Untitled [Norah and Harry]

The Runaway Couple by Harold Copping. 1926. Photographic reproduction of line drawing, approximately 3.5 inches wide x 2.5 inches high. Illustration for Mary Angela Dickens's Dickens' Dream Children Source: Raphael Tuck's Golden Treasury series (1926). Image scan and text by Philip V. Allingham. [You may use this image without prior permission for any scholarly or educational purpose as long as you (1) credit the person who scanned the image and (2) link your document to this URL in a web document or cite it in one in a print medium.]

Commentary

The seventh chapter is based on the Dickens seasonal story "The Holly-Tree Inn" from the Extra-Christmas Number of Household Words for 1855. Thus, this precocious couple from Dickens's periodical writing would not have been nearly as well known as the other children (drawn from novels and novellas) in Mary Angela Dickens's little 1926 volume for child-readers. They are described as "the runaway couple" because, as Harry tells his father's former gardener (now the boots at the Holly-Tree Inn), Cobbs, they have run away to be married at Gretna Green. The genial narrator finds them upstairs at the inn:

there I finds Master Harry on an e-normous sofa a-drying the eyes of Miss Norah with his pocket handkercher. Their little legs was entirely off the ground, of course, and it really is not possible to express how small them children looked. [159]

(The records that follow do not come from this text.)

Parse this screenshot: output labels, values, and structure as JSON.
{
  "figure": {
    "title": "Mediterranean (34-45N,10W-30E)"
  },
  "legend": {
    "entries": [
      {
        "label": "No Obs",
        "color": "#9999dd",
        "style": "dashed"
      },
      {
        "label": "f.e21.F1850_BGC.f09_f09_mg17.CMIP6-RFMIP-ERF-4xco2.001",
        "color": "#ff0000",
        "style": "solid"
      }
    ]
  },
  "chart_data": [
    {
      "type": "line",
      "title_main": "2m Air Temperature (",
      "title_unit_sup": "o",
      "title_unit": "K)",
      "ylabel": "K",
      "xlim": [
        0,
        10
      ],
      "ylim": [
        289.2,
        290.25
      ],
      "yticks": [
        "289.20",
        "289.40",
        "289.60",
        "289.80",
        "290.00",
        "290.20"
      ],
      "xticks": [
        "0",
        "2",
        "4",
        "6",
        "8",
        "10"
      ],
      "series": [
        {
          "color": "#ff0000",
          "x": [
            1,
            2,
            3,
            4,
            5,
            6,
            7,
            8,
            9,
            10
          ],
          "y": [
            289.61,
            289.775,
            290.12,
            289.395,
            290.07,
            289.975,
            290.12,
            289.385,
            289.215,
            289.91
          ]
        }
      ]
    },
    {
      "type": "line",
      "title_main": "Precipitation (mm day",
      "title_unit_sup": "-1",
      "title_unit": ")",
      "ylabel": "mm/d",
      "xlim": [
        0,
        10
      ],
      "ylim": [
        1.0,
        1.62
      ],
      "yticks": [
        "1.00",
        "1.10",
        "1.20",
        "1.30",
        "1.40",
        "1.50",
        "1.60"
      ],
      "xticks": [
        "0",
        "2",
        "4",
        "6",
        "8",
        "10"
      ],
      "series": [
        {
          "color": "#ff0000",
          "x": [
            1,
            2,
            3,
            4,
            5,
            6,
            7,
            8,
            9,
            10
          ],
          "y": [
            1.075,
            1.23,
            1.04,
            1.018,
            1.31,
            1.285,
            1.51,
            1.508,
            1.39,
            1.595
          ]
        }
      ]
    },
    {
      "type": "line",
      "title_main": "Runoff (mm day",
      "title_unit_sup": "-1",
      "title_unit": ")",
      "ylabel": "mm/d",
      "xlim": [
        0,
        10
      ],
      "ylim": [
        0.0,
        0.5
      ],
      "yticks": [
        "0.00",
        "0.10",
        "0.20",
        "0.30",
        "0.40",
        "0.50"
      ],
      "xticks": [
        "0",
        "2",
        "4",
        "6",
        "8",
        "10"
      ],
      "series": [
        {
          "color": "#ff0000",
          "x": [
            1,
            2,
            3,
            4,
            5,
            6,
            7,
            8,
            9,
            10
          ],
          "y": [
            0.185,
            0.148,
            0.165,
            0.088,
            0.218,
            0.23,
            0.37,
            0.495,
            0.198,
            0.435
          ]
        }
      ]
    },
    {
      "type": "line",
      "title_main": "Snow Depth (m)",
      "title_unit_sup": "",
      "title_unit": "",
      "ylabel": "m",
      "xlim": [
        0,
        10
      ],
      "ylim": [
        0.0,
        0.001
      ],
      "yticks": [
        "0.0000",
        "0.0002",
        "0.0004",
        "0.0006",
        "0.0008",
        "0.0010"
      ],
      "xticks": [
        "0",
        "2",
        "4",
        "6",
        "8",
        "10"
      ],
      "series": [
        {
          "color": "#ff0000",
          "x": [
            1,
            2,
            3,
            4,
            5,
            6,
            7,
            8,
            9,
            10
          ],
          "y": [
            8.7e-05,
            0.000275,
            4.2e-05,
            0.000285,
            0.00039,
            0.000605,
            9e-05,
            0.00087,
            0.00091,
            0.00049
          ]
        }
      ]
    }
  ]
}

The costumes and appearances of the two upper-middle-class children on the sofa are perfectly consistent with Copping's colour lithograph "The Runaway Couple" or, as in his volume Characters from Dickens (1924) "Mr. and Mrs. Harry Walmers and Cobbs," except that here the illustrator has added a miniature parasol to emphasize Norah's diminutive stature.

Bibliography

Dickens, Mary Angela [Charles Dickens' grand-daughter]. Dickens' Dream Children. Illustrated by Harold Copping, E. M. Taylor, and M. F. Taylor. London, Paris New, York: Raphael Tuck & Sons, Ltd., 1926.